February 1, 2021 at 1:47 pm
Rewriting it using the temp table is an option I did consider but was hoping for one of those “a ha” moments ??
The execution plan is not that bad and the largest table involved is about 8,000,000 rows, and a couple others that have a couple of million but nothing crazy. Mostly index seeks, a few scans (but the cost is small and only some of the smaller tables)
Any idea on why it would pull back 99% (33975) of the rows in about 15 seconds but the final few records (let’s say 5 rows) can take several minutes?
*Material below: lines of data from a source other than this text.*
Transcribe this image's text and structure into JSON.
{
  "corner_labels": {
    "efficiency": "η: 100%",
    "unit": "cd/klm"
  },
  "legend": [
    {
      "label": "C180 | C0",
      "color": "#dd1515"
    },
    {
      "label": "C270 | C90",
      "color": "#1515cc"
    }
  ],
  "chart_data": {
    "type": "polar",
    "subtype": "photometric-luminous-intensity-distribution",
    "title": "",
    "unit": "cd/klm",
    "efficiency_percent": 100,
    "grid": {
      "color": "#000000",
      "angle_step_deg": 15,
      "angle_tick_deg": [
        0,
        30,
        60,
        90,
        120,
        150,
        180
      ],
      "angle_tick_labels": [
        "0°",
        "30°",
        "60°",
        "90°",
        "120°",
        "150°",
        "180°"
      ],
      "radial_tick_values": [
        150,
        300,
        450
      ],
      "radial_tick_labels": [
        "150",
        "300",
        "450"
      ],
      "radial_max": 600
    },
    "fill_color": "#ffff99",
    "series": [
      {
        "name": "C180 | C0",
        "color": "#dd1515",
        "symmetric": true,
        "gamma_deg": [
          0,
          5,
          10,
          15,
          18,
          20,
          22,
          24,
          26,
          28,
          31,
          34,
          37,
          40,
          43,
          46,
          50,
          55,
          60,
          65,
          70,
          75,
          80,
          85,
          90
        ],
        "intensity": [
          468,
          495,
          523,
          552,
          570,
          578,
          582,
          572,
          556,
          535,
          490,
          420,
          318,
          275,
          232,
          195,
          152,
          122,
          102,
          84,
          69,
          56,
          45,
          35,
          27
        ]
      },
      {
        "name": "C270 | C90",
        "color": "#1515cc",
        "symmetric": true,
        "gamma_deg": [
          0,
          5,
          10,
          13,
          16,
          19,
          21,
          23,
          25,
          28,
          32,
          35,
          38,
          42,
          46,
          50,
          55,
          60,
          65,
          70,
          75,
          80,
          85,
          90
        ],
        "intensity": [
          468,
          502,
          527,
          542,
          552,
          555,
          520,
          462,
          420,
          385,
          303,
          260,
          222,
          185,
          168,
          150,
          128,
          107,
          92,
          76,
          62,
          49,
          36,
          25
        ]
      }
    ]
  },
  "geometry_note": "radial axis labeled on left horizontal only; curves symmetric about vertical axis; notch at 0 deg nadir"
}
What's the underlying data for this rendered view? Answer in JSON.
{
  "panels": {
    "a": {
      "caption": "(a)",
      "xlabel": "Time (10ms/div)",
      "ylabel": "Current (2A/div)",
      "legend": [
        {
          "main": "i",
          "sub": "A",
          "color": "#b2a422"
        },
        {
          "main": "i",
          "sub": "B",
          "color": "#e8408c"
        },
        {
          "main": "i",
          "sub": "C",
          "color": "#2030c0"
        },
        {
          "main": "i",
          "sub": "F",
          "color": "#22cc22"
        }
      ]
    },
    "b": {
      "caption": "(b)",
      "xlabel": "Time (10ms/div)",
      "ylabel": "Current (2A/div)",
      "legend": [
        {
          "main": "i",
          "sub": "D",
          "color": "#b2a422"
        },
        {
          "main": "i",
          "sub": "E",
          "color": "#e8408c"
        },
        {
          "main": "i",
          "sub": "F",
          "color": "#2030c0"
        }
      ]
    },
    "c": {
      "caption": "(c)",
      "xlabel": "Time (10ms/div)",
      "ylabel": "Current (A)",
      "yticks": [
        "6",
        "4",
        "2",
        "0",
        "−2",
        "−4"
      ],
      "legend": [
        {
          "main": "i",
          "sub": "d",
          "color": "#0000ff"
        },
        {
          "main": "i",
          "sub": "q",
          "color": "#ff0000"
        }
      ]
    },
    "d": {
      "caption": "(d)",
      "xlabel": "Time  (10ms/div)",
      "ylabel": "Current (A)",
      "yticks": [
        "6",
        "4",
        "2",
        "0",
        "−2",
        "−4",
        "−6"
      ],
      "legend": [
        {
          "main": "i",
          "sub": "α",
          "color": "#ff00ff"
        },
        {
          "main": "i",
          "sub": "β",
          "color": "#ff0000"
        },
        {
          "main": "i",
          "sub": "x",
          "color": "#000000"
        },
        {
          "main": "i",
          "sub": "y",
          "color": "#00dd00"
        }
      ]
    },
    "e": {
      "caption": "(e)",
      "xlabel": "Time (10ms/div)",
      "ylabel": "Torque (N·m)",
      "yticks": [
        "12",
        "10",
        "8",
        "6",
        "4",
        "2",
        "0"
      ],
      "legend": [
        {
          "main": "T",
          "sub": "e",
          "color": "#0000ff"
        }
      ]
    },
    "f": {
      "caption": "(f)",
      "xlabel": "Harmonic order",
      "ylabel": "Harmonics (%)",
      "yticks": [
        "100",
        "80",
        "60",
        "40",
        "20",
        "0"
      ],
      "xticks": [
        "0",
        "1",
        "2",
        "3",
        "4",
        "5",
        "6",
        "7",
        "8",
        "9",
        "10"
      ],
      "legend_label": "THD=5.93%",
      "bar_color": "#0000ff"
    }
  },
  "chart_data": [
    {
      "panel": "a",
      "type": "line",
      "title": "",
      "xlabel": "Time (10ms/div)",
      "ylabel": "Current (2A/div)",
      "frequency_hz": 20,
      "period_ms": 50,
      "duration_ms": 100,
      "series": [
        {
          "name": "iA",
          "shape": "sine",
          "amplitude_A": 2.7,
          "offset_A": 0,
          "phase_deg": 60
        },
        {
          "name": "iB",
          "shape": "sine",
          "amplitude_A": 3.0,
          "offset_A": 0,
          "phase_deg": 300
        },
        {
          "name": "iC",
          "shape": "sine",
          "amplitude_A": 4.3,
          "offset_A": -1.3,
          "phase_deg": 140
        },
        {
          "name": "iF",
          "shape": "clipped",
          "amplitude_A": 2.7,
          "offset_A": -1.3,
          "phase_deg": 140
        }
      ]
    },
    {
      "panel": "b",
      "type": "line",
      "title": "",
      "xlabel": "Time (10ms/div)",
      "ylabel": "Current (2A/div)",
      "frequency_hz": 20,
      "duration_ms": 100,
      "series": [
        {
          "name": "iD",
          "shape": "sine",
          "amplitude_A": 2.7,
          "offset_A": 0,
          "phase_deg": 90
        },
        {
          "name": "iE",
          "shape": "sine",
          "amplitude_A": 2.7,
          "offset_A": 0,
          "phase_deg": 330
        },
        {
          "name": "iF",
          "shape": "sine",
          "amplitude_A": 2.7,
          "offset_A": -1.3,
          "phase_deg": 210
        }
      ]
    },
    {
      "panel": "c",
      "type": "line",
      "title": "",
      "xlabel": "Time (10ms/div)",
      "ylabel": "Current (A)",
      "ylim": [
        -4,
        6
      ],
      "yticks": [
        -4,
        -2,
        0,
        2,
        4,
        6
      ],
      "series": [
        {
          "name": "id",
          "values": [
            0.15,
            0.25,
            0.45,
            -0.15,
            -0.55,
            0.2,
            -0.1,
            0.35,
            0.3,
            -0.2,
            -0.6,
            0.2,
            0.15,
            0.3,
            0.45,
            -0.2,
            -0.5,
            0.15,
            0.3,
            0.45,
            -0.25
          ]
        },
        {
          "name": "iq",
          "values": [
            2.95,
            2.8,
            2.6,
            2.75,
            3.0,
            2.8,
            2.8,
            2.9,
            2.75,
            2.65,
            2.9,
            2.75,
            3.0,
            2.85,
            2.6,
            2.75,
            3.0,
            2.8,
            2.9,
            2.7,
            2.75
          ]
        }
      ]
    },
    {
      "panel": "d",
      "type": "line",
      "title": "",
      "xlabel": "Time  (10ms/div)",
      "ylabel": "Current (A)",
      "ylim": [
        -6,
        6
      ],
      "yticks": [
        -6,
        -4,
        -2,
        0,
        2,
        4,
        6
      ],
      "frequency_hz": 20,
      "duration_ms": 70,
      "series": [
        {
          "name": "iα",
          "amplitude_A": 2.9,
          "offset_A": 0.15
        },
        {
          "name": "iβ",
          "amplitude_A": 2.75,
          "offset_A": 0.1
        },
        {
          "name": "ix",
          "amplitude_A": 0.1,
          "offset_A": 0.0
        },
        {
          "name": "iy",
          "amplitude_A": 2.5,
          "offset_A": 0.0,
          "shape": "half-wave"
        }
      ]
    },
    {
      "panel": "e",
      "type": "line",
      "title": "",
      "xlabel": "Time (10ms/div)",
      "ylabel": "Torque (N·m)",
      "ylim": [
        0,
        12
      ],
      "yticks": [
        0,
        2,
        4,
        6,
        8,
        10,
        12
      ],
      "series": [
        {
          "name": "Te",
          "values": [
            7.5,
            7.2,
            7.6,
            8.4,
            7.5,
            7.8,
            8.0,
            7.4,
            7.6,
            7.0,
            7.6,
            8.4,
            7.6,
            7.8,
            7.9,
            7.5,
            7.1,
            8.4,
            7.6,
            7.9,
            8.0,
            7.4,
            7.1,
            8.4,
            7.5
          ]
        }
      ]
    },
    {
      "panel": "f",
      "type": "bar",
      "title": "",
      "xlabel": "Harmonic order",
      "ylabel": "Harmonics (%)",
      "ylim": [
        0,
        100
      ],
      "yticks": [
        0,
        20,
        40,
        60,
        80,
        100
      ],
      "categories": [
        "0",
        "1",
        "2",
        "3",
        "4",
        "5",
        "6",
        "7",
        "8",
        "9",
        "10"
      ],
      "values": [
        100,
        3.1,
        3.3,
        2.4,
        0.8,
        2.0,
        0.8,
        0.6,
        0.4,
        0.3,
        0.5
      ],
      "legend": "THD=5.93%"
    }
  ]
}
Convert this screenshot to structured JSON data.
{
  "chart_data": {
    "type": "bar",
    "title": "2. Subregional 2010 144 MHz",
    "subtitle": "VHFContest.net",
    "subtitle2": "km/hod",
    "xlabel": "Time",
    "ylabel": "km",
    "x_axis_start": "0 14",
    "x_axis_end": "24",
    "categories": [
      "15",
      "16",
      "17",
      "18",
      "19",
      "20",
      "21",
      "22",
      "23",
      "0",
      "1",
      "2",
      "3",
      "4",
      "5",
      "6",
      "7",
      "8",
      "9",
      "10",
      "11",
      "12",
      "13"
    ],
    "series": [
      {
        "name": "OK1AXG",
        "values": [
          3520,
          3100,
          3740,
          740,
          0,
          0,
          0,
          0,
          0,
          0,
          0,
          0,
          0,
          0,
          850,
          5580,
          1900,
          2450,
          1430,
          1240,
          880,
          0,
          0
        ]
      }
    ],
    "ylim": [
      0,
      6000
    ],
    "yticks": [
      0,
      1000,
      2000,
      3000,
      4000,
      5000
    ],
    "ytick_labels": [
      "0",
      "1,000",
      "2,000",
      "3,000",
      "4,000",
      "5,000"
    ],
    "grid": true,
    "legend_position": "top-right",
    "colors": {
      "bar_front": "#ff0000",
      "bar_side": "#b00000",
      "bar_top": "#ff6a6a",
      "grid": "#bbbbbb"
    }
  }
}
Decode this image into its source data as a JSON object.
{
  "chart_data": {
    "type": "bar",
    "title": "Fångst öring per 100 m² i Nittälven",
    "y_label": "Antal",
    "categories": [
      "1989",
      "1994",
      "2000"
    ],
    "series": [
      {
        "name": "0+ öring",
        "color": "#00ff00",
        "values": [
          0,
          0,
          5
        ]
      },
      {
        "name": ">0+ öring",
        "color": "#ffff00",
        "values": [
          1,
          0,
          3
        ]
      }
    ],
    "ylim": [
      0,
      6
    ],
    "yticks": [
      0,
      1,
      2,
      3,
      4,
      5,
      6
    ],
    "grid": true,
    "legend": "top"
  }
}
______________________________________________________________________________Never argue with an idiot; Theyll drag you down to their level and beat you with experience
February 27, 2021 at 7:57 am
This was removed by the editor as SPAM
February 27, 2021 at 6:35 pm
Rewriting it using the temp table is an option I did consider but was hoping for one of those “a ha” moments ??
The "a ha" moment is in 2nd code snippet that DesNorton posted. Have you even tried it?
--Jeff Moden
Change is inevitable... Change for the better is not.